General information:

From Wikipedia: Broth is a savory liquid made of water in which bones, meat, fish, or vegetables have been simmered. It can be eaten alone, but is most commonly used to prepare other dishes such as soups, gravies, and sauces.

Commercially prepared liquid broths are available, typically for chicken broth, beef broth, and vegetable broth. In North America dehydrated meat stock, in the form of tablets, is called a bouillon cube. Industrially produced bouillon cubes were commercialized by Maggi in 1908 and by Oxo in 1910. Using commercially prepared broths allows cooks to save time in the kitchen.”

Terminology:

“Many cooks and food writers use the terms broth and stock interchangeably, and even when distinctions are made, they often vary from person to person.

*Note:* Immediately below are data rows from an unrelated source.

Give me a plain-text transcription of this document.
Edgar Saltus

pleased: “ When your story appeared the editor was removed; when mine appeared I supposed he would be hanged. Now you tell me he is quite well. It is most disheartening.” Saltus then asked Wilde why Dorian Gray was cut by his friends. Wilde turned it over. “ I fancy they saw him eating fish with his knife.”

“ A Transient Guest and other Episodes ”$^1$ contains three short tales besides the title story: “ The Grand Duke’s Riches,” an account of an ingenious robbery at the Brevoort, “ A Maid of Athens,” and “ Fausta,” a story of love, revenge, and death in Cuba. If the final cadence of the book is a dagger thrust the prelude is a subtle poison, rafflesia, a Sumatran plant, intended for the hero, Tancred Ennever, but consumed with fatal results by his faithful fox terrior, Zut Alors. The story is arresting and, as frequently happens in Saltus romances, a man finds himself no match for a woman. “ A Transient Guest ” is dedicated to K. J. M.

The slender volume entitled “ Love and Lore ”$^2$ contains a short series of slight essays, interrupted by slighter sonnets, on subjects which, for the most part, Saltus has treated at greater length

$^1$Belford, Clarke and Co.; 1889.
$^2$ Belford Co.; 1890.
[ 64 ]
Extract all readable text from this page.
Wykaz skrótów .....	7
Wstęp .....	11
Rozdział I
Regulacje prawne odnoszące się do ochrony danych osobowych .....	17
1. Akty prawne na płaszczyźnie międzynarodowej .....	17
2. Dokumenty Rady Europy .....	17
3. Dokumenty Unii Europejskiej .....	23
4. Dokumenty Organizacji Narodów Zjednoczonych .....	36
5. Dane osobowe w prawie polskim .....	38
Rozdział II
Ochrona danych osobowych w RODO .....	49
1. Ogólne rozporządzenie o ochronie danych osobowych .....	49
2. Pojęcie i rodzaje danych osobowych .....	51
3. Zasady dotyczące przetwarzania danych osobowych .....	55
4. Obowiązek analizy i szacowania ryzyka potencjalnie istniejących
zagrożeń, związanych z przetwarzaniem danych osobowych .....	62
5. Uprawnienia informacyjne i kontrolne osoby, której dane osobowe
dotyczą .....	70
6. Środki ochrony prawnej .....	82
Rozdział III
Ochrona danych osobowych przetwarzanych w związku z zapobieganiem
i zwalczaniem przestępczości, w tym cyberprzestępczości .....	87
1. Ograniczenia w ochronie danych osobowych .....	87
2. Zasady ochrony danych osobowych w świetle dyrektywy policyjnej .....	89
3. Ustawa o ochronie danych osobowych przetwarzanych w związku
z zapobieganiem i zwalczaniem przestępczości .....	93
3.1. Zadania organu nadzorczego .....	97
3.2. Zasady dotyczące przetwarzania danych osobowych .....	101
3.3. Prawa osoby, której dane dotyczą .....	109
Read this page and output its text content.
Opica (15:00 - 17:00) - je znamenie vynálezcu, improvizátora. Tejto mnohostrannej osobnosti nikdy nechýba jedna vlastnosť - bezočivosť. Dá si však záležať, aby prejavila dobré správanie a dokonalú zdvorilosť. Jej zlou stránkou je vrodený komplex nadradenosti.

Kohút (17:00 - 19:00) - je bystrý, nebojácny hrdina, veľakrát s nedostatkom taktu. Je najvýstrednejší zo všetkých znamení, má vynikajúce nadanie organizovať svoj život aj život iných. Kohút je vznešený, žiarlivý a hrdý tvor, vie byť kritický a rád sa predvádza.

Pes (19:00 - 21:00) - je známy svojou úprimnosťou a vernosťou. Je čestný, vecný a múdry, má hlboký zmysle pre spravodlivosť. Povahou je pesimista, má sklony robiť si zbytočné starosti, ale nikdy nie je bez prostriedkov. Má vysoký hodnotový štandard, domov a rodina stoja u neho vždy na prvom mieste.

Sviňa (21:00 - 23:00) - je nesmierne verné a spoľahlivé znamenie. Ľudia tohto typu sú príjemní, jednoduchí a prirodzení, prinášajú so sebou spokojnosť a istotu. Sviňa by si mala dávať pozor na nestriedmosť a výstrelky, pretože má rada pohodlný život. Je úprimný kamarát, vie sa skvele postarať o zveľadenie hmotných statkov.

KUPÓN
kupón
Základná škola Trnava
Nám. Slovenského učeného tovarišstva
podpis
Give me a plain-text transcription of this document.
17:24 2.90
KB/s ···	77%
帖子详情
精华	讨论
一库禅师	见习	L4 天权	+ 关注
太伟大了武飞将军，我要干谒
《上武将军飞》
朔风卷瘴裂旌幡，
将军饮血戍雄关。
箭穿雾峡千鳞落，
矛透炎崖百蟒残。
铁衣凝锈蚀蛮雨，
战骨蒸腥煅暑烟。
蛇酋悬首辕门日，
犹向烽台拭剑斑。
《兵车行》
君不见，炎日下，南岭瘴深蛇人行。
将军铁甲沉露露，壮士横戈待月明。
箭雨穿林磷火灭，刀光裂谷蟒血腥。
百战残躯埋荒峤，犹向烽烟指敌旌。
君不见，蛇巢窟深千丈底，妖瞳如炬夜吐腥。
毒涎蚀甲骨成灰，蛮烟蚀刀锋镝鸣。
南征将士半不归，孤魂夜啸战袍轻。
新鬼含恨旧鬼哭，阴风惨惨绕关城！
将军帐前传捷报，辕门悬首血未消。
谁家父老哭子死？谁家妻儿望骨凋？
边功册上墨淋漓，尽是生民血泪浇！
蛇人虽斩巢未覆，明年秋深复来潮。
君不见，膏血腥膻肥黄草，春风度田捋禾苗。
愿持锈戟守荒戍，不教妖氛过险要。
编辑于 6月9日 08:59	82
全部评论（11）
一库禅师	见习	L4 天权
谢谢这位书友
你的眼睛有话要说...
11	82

However, a traditional distinction between stock and broth is that stocks are made primarily from animal bones, as opposed to meat, and therefore contain more gelatin, giving them a thicker texture. Another distinction that is sometimes made is that stock is cooked longer than broth and therefore has a more intense flavor. A third possible distinction is that stock is left unseasoned for use in other recipes, while broth is salted and otherwise seasoned and can be eaten alone.

Bouillon is the French word for "broth", and is usually used as a synonym for it.”

Refining:

“Broth has been made for many years using the animal bones which, traditionally, are boiled in a cooking pot for long periods to extract the flavor and nutrients. The bones may or may not have meat still on them.

Egg whites may be added during simmering when it is necessary to clarify (i.e., purify, or refine a broth for a cleaner presentation). The egg whites will coagulate, trapping sediment and turbidity into an easily strained mass. Not allowing the original preparation to boil will increase the clarity.

Roasted bones will add a rich flavor to the broth but also a dark color.”

Cultural distinctions:

In Britain, a broth is defined as a soup in which there are solid pieces of meat or fish, along with some vegetables. A broth is usually made with a stock or plain water as its base, with meat or fish added while being brought to a boil, and vegetables added later. Being a thin and watery soup, broth is frequently made more substantial by adding rice, barley or pulses.

In East Asia (particularly Japan), a form of kelp called kombu is often used as the basis for broths (called dashi in Japanese).

In the Maldives the tuna broth known as garudiya is a basic food item, but it is not eaten as a soup in the general sense of the term.”